President Donald Trump said Friday that he would "love" to see Colin Kaepernick return to the NFL "if he's good enough."
The president was asked about Kaepernick during a meeting with the media outside the White House. Kaepernick, who last played for the San Francisco 49ers in 2016, posted a video to Twitter and Instagram on Wednesday showing himself in a gym and saying he is "still ready" after two-plus seasons out of the NFL.
Asked about Kaepernick's return, Trump said: "Only if he's good enough. ... If he was good enough, they'd hire him. Why wouldn't he play if he was good enough?
"I think if he was good enough, I know the owners, I know Bob Kraft, I know so many of the owners, if he's good enough, they'd sign him," Trump said. "So if he's good enough, I know these people -- they would sign him in a heartbeat. They will do anything they can to win games.
"Frankly, I'd love to see Kaepernick come in, if he's good enough. But I don't want to see him come in because somebody thinks it's a good PR move. If he's good enough, he will be in."
Kaepernick drew national attention in 2016 when he sat, and later knelt, during the national anthem to protest racial injustice and police brutality in the United States. In the video released Wednesday, he was shown in a gym exercising, saying "5 a.m., five days a week, for three years. Still ready." The clip started with a countdown saying he had been "denied work for 889 days."
In 2017, at a rally in Huntsville, Alabama, Trump criticized NFL players who protested during the national anthem, suggesting that team owners release the players. He said the protests were "hurting the game" and that fans who were offended should walk out of games. Trump did not mention Kaepernick or any other NFL players by name at the rally, but earlier in 2017, he took credit for the fact that Kaepernick had not been signed.

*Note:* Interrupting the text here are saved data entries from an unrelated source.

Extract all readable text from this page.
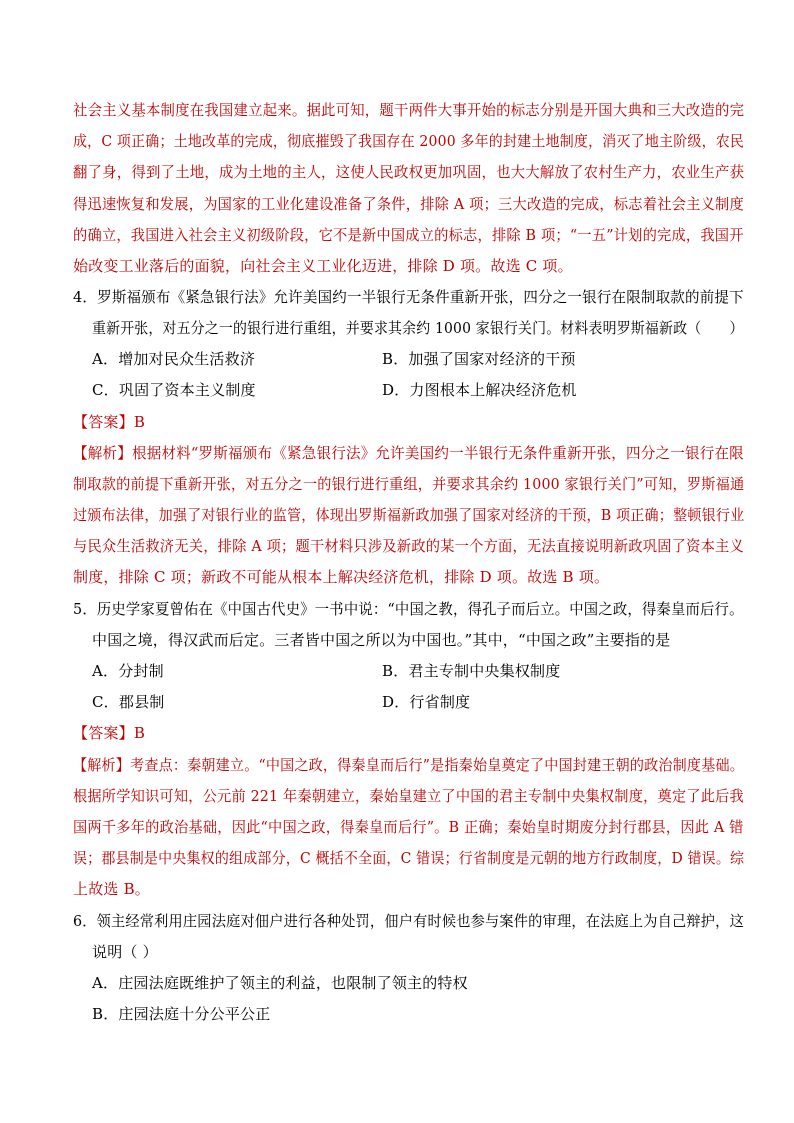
社会主义基本制度在我国建立起来。据此可知，题干两件大事开始的标志分别是开国大典和三大改造的完
成，C 项正确；土地改革的完成，彻底摧毁了我国存在 2000 多年的封建土地制度，消灭了地主阶级，农民
翻了身，得到了土地，成为土地的主人，这使人民政权更加巩固，也大大解放了农村生产力，农业生产获
得迅速恢复和发展，为国家的工业化建设准备了条件，排除 A 项；三大改造的完成，标志着社会主义制度
的确立，我国进入社会主义初级阶段，它不是新中国成立的标志，排除 B 项；“一五”计划的完成，我国开
始改变工业落后的面貌，向社会主义工业化迈进，排除 D 项。故选 C 项。
4．罗斯福颁布《紧急银行法》允许美国约一半银行无条件重新开张，四分之一银行在限制取款的前提下
重新开张，对五分之一的银行进行重组，并要求其余约 1000 家银行关门。材料表明罗斯福新政（　　）
A．增加对民众生活救济	B．加强了国家对经济的干预
C．巩固了资本主义制度	D．力图根本上解决经济危机
【答案】B
【解析】根据材料“罗斯福颁布《紧急银行法》允许美国约一半银行无条件重新开张，四分之一银行在限
制取款的前提下重新开张，对五分之一的银行进行重组，并要求其余约 1000 家银行关门”可知，罗斯福通
过颁布法律，加强了对银行业的监管，体现出罗斯福新政加强了国家对经济的干预，B 项正确；整顿银行业
与民众生活救济无关，排除 A 项；题干材料只涉及新政的某一个方面，无法直接说明新政巩固了资本主义
制度，排除 C 项；新政不可能从根本上解决经济危机，排除 D 项。故选 B 项。
5．历史学家夏曾佑在《中国古代史》一书中说：“中国之教，得孔子而后立。中国之政，得秦皇而后行。
中国之境，得汉武而后定。三者皆中国之所以为中国也。”其中，“中国之政”主要指的是
A．分封制	B．君主专制中央集权制度
C．郡县制	D．行省制度
【答案】B
【解析】考查点：秦朝建立。“中国之政，得秦皇而后行”是指秦始皇奠定了中国封建王朝的政治制度基础。
根据所学知识可知，公元前 221 年秦朝建立，秦始皇建立了中国的君主专制中央集权制度，奠定了此后我
国两千多年的政治基础，因此“中国之政，得秦皇而后行”。B 正确；秦始皇时期废分封行郡县，因此 A 错
误；郡县制是中央集权的组成部分，C 概括不全面，C 错误；行省制度是元朝的地方行政制度，D 错误。综
上故选 B。
6．领主经常利用庄园法庭对佃户进行各种处罚，佃户有时候也参与案件的审理，在法庭上为自己辩护，这
说明（ ）
A．庄园法庭既维护了领主的利益，也限制了领主的特权
B．庄园法庭十分公平公正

Kaepernick opted out of his contract with the 49ers in March 2017 and has not been signed since. In October 2017, Kaepernick filed a grievance against the NFL under the collective bargaining agreement, alleging collusion against signing him to a contract. Both his grievance and that of current Carolina Panthers safety Eric Reid were settled in February, with the Wall Street Journal reporting they would receive less than $10 million total.